Scotland





We drove to the original Great Wall of China

(Have you read that before? This time it was real.)


The original Great Wall of China refers to its earliest fortifications, which date back to the 7th century BC—long before the Qin dynasty unified China. These early walls were built from packed earth, mud, and straw. The Great Wall most commonly known and visited today, with its distinctive stone towers and brick fortifications, was built much later during the Ming dynasty (1368–1644 AD).


Ha!


Another very cold day. Nigel had important business matters that required him to reach our destination early, so he went solo. Hugo joined Chris in the half-empty Rolls (who was Joe, anyway?).


It was an eight-layer day. Let me repeat that: eight layers—a new record. The headgear on display would have made a royal courtier blush. Anyway, it was all conducted in Scotland. We drove through the Cairngorms, complete with heather.


Two epic passes were summited, both over 3,800 metres. Once again, the Vauxhall showed up a vulnerability. Having climbed heroically, she began to misfire on the down slope of the second pass. Techniques such as retarding the ignition (Paddy on the Help Desk is available to answer your questions), blipping the throttle in neutral to burn off unburnt fuel, coasting when the gradient allowed, and racing the engine once on the flat all proved insufficient. A quick pit stop revealed one spark plug had given up. It was discarded for a new one, points checked, and off we went for the last several miles into this vast metropolis we’ve now arrived in.

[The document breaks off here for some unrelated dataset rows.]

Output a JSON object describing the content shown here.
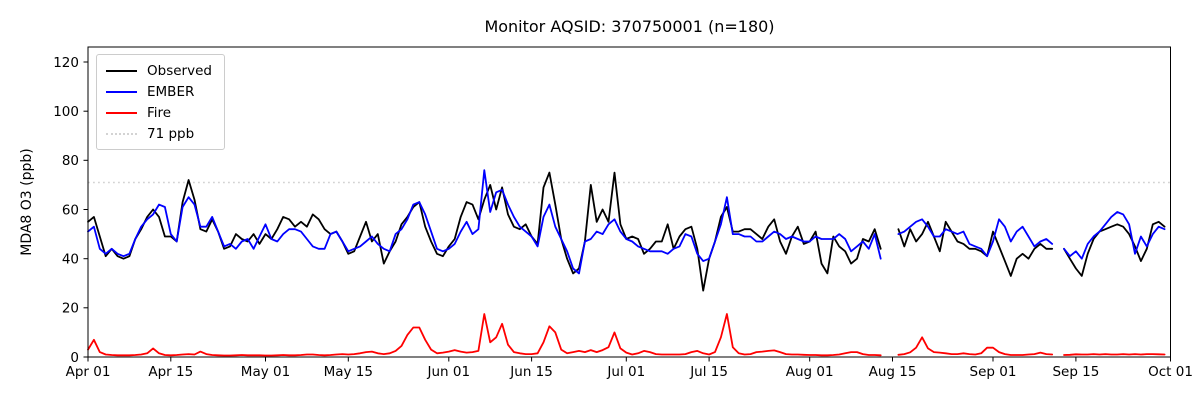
{
  "chart_data": {
    "type": "line",
    "title": "Monitor AQSID: 370750001 (n=180)",
    "ylabel": "MDA8 O3 (ppb)",
    "xlabel": "",
    "n_points": 180,
    "ylim": [
      0,
      126
    ],
    "yticks": [
      0,
      20,
      40,
      60,
      80,
      100,
      120
    ],
    "x_total_days": 183,
    "x_start": "Apr 01",
    "x_end": "Oct 01",
    "grid": false,
    "legend_position": "upper-left",
    "xticks": [
      {
        "day": 0,
        "label": "Apr 01"
      },
      {
        "day": 14,
        "label": "Apr 15"
      },
      {
        "day": 30,
        "label": "May 01"
      },
      {
        "day": 44,
        "label": "May 15"
      },
      {
        "day": 61,
        "label": "Jun 01"
      },
      {
        "day": 75,
        "label": "Jun 15"
      },
      {
        "day": 91,
        "label": "Jul 01"
      },
      {
        "day": 105,
        "label": "Jul 15"
      },
      {
        "day": 122,
        "label": "Aug 01"
      },
      {
        "day": 136,
        "label": "Aug 15"
      },
      {
        "day": 153,
        "label": "Sep 01"
      },
      {
        "day": 167,
        "label": "Sep 15"
      },
      {
        "day": 183,
        "label": "Oct 01"
      }
    ],
    "threshold": {
      "value": 71,
      "label": "71 ppb",
      "color": "#d3d3d3",
      "style": "dotted"
    },
    "series": [
      {
        "name": "Observed",
        "color": "#000000",
        "values": [
          55,
          57,
          49,
          41,
          44,
          41,
          40,
          41,
          48,
          52,
          57,
          60,
          57,
          49,
          49,
          47,
          63,
          72,
          64,
          52,
          51,
          56,
          51,
          44,
          45,
          50,
          48,
          47,
          50,
          46,
          50,
          48,
          52,
          57,
          56,
          53,
          55,
          53,
          58,
          56,
          52,
          50,
          51,
          47,
          42,
          43,
          49,
          55,
          47,
          50,
          38,
          43,
          47,
          54,
          57,
          61,
          63,
          53,
          47,
          42,
          41,
          45,
          48,
          57,
          63,
          62,
          56,
          64,
          70,
          60,
          69,
          58,
          53,
          52,
          54,
          49,
          46,
          69,
          75,
          62,
          48,
          40,
          34,
          36,
          47,
          70,
          55,
          60,
          55,
          75,
          54,
          48,
          49,
          48,
          42,
          44,
          47,
          47,
          54,
          44,
          49,
          52,
          53,
          44,
          27,
          40,
          47,
          57,
          61,
          51,
          51,
          52,
          52,
          50,
          48,
          53,
          56,
          47,
          42,
          49,
          53,
          46,
          47,
          51,
          38,
          34,
          49,
          45,
          43,
          38,
          40,
          48,
          47,
          52,
          44,
          null,
          null,
          52,
          45,
          52,
          47,
          50,
          55,
          49,
          43,
          55,
          51,
          47,
          46,
          44,
          44,
          43,
          41,
          51,
          45,
          39,
          33,
          40,
          42,
          40,
          44,
          46,
          44,
          44,
          null,
          44,
          40,
          36,
          33,
          42,
          48,
          51,
          52,
          53,
          54,
          53,
          50,
          45,
          39,
          44,
          54,
          55,
          53
        ]
      },
      {
        "name": "EMBER",
        "color": "#0000ff",
        "values": [
          51,
          53,
          44,
          42,
          44,
          42,
          41,
          42,
          48,
          53,
          56,
          58,
          62,
          61,
          50,
          47,
          61,
          65,
          62,
          53,
          53,
          57,
          51,
          45,
          46,
          44,
          47,
          48,
          44,
          49,
          54,
          48,
          47,
          50,
          52,
          52,
          51,
          48,
          45,
          44,
          44,
          50,
          51,
          47,
          43,
          44,
          45,
          47,
          49,
          46,
          44,
          43,
          50,
          52,
          56,
          62,
          63,
          58,
          51,
          44,
          43,
          44,
          46,
          51,
          55,
          50,
          52,
          76,
          59,
          67,
          68,
          62,
          57,
          53,
          51,
          49,
          45,
          57,
          62,
          53,
          48,
          43,
          36,
          34,
          47,
          48,
          51,
          50,
          54,
          56,
          51,
          48,
          47,
          45,
          44,
          43,
          43,
          43,
          42,
          44,
          45,
          50,
          49,
          42,
          39,
          40,
          47,
          54,
          65,
          50,
          50,
          49,
          49,
          47,
          47,
          49,
          51,
          50,
          48,
          49,
          48,
          47,
          47,
          49,
          48,
          48,
          48,
          50,
          48,
          43,
          45,
          47,
          44,
          50,
          40,
          null,
          null,
          50,
          51,
          53,
          55,
          56,
          53,
          49,
          49,
          52,
          51,
          50,
          51,
          46,
          45,
          44,
          41,
          47,
          56,
          53,
          47,
          51,
          53,
          49,
          45,
          47,
          48,
          46,
          null,
          44,
          41,
          43,
          40,
          46,
          49,
          51,
          54,
          57,
          59,
          58,
          54,
          42,
          49,
          45,
          50,
          53,
          52
        ]
      },
      {
        "name": "Fire",
        "color": "#ff0000",
        "values": [
          3,
          7,
          2,
          1,
          0.8,
          0.7,
          0.7,
          0.7,
          0.8,
          1,
          1.5,
          3.5,
          1.5,
          0.8,
          0.7,
          0.8,
          1,
          1.2,
          1,
          2.2,
          1.2,
          0.8,
          0.7,
          0.6,
          0.6,
          0.7,
          0.8,
          0.7,
          0.7,
          0.7,
          0.6,
          0.6,
          0.7,
          0.8,
          0.7,
          0.7,
          0.8,
          1,
          1,
          0.8,
          0.7,
          0.8,
          1,
          1.2,
          1,
          1.2,
          1.5,
          2,
          2.2,
          1.5,
          1.2,
          1.5,
          2.5,
          4.5,
          9,
          12,
          12,
          7,
          3,
          1.5,
          1.8,
          2.2,
          2.8,
          2.2,
          1.8,
          2,
          2.5,
          17.5,
          6,
          8,
          13.5,
          5,
          2,
          1.5,
          1.2,
          1.2,
          1.5,
          6,
          12.5,
          10,
          3,
          1.5,
          2,
          2.5,
          2,
          2.8,
          2,
          2.8,
          4,
          10,
          3.5,
          1.8,
          1,
          1.5,
          2.5,
          2,
          1.2,
          1,
          1,
          1,
          1,
          1.2,
          2,
          2.5,
          1.5,
          1,
          2,
          8,
          17.5,
          4,
          1.5,
          1,
          1.2,
          2,
          2.2,
          2.5,
          2.7,
          2,
          1.2,
          1,
          1,
          0.9,
          0.8,
          0.8,
          0.7,
          0.7,
          0.8,
          1,
          1.5,
          2,
          2,
          1.2,
          0.8,
          0.8,
          0.7,
          null,
          null,
          0.9,
          1.2,
          1.9,
          3.8,
          8,
          3.5,
          2,
          1.8,
          1.5,
          1.2,
          1.2,
          1.5,
          1.2,
          1,
          1.5,
          3.8,
          3.8,
          2,
          1.2,
          0.8,
          0.8,
          0.8,
          1,
          1.2,
          1.8,
          1.2,
          1,
          null,
          0.8,
          0.9,
          1.1,
          1,
          1,
          1.2,
          1,
          1.2,
          1,
          1,
          1.2,
          1,
          1.2,
          1,
          1.2,
          1.2,
          1.1,
          1
        ]
      }
    ],
    "colors": {
      "axis": "#000000",
      "background": "#ffffff",
      "tick_label": "#000000"
    }
  }
}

Xining looked so innocent on the map when we were planning the route, but it sits among mountains, and a ribbon development of classic high-rise buildings has sprung up along the only road in and out of town. It houses two and a half million people.

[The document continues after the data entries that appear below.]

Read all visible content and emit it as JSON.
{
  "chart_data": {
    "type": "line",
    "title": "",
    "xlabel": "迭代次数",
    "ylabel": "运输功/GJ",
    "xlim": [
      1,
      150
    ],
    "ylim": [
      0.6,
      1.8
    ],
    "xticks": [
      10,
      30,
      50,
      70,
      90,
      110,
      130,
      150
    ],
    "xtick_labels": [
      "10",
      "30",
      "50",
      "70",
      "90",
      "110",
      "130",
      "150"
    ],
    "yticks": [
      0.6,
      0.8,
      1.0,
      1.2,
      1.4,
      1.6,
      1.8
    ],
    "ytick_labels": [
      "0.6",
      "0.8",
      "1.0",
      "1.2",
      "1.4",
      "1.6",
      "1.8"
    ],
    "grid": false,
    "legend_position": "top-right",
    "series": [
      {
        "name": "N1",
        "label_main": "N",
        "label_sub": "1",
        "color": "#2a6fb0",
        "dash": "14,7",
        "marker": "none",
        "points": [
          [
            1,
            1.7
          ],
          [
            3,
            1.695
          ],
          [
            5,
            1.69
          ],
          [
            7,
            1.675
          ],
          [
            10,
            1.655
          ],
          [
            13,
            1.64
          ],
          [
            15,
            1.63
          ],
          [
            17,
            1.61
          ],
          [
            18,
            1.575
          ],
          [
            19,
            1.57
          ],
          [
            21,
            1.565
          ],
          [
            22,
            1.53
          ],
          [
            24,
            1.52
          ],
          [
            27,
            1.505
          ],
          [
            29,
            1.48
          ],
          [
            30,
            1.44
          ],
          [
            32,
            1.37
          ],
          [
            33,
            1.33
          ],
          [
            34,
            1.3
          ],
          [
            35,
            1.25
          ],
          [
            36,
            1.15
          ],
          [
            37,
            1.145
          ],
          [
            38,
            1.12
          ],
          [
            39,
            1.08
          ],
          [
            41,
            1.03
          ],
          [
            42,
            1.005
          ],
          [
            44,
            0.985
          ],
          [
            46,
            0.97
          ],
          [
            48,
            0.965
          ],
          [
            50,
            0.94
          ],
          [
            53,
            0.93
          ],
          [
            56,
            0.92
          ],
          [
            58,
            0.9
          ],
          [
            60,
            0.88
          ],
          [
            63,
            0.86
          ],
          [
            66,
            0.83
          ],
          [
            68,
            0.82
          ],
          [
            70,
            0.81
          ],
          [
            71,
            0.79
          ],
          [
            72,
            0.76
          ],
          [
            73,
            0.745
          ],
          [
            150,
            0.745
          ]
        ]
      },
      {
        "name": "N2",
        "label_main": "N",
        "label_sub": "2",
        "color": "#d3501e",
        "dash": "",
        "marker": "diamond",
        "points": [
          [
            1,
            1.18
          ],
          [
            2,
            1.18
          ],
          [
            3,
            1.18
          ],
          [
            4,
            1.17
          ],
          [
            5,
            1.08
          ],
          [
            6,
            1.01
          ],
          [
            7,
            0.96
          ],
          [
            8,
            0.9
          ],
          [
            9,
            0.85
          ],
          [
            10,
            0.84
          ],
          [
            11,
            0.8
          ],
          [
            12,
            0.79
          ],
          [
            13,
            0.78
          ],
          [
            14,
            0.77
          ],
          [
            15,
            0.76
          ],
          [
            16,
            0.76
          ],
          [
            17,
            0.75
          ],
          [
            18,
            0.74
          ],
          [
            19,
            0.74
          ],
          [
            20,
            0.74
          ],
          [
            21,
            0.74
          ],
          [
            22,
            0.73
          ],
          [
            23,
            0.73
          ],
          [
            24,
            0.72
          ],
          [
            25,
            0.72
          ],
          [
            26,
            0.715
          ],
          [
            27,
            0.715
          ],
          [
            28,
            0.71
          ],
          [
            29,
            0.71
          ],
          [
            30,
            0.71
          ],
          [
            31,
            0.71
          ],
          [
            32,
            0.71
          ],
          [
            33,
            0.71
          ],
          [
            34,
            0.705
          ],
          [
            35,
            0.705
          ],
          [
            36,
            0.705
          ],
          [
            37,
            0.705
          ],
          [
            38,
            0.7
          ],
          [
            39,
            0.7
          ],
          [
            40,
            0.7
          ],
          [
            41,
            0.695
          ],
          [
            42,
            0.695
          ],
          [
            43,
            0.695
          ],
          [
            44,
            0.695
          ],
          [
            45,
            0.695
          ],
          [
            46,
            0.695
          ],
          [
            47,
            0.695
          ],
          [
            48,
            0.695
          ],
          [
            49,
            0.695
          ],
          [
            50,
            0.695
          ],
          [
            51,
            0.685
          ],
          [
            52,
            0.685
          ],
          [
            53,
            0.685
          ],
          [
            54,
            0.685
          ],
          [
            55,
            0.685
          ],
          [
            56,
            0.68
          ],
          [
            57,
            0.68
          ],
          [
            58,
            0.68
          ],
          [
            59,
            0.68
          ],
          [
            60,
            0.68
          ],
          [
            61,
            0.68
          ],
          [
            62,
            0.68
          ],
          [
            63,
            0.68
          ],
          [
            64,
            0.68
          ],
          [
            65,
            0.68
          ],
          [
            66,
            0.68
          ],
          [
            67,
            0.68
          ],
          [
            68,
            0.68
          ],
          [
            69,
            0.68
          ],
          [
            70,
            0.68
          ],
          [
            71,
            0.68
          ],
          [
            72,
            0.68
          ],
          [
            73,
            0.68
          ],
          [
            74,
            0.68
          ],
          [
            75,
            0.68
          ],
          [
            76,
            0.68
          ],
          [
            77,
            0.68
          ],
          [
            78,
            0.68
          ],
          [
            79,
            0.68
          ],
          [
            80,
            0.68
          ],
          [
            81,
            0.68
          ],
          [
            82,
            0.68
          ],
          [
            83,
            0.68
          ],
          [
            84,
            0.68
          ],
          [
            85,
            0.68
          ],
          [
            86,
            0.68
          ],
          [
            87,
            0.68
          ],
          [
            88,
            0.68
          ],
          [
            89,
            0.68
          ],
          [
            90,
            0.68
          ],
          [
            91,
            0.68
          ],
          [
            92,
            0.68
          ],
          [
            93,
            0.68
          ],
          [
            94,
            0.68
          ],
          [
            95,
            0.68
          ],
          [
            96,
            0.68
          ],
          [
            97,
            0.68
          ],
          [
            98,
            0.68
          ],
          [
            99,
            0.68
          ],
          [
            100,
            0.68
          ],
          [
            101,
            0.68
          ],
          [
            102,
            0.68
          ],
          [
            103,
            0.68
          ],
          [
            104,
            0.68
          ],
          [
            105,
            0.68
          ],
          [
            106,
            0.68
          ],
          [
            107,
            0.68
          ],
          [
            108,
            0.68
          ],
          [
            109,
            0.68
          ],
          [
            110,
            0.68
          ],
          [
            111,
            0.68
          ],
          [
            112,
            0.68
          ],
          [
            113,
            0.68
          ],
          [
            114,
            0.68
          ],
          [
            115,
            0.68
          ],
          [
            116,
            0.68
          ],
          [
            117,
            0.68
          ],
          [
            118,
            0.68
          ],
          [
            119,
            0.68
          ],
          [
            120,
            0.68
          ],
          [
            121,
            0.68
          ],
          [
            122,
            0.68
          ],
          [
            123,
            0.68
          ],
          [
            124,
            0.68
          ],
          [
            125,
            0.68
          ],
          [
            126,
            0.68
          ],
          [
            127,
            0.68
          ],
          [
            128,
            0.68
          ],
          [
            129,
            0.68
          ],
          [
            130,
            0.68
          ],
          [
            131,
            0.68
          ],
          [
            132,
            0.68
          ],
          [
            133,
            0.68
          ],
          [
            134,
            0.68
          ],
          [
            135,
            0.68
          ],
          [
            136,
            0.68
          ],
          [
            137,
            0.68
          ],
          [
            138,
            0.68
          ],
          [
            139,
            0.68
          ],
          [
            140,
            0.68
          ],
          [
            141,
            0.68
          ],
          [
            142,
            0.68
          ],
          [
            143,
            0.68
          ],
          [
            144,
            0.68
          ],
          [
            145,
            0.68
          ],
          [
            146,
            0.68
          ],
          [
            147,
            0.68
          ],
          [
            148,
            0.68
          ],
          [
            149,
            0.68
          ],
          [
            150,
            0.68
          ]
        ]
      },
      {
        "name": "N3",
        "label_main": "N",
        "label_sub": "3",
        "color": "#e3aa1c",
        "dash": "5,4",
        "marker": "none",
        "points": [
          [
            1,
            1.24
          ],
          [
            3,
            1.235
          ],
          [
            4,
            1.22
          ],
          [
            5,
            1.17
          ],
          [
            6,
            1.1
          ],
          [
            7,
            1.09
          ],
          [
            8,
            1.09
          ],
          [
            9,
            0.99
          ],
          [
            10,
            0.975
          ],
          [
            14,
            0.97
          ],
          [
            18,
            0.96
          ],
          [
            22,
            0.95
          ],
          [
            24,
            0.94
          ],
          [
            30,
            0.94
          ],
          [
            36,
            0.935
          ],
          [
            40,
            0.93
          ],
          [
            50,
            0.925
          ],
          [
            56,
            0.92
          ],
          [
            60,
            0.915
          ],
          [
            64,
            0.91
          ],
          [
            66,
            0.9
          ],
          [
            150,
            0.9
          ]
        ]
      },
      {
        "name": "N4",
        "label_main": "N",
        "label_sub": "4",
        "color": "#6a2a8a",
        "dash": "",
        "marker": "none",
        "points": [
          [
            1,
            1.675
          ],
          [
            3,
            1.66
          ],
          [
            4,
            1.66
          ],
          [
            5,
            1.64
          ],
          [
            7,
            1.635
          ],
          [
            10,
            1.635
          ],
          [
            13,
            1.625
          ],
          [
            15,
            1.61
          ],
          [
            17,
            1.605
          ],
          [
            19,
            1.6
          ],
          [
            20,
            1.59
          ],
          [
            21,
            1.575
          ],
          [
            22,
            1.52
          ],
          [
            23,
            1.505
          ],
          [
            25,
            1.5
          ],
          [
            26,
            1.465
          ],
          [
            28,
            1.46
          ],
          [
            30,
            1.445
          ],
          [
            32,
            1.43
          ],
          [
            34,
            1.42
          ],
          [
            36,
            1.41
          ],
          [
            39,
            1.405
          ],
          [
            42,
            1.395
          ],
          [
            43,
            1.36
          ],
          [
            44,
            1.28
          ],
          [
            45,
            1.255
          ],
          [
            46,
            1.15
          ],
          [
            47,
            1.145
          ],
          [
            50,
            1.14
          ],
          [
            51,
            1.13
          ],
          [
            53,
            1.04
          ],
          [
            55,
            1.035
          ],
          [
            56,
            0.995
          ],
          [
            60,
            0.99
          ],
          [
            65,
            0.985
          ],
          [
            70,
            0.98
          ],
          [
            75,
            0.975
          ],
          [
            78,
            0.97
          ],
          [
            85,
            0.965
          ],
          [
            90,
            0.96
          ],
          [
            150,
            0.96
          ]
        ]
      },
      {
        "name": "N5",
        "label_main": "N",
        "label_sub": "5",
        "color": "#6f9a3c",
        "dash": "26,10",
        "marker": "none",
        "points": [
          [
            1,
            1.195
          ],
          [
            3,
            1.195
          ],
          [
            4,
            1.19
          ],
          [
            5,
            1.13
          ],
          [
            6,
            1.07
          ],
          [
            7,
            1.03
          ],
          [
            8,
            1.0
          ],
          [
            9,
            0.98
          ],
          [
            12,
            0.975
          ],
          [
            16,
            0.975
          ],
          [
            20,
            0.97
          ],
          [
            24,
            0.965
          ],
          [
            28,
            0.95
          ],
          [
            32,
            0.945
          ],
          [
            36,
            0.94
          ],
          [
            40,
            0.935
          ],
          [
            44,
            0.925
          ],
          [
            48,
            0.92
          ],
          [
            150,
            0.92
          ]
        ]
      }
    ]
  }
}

On arrival, we found a fresh-looking Arthur, who had flown in to be the official Rolls-Royce co-driver. He has negotiated a month away, which will take him to Bangkok, we hope. 


Chris discovered that his spare tyre had slipped its mooring, and the exhaust gases had burnt a hole in it. Not terribly useful, so it was discarded. Poor tyre—it has travelled with us for two-thirds of the journey (I know, can you believe that? Two-thirds in!) and was never called upon to enter service. It now lies useless somewhere, adding to landfill—or whatever happens to tyres here.


I have counted (and saluted) more magpies than I have ever seen before. These are Oriental magpies, which, to the untrained eye, look identical to the ones we see at home.







 

Comments

  1. Hello! I just met you guys at the Dongguan Mosque in Xining (the random Dutchman from Beijing). So cool that you’ve made it to China. What’s a good way to get in touch with you guys?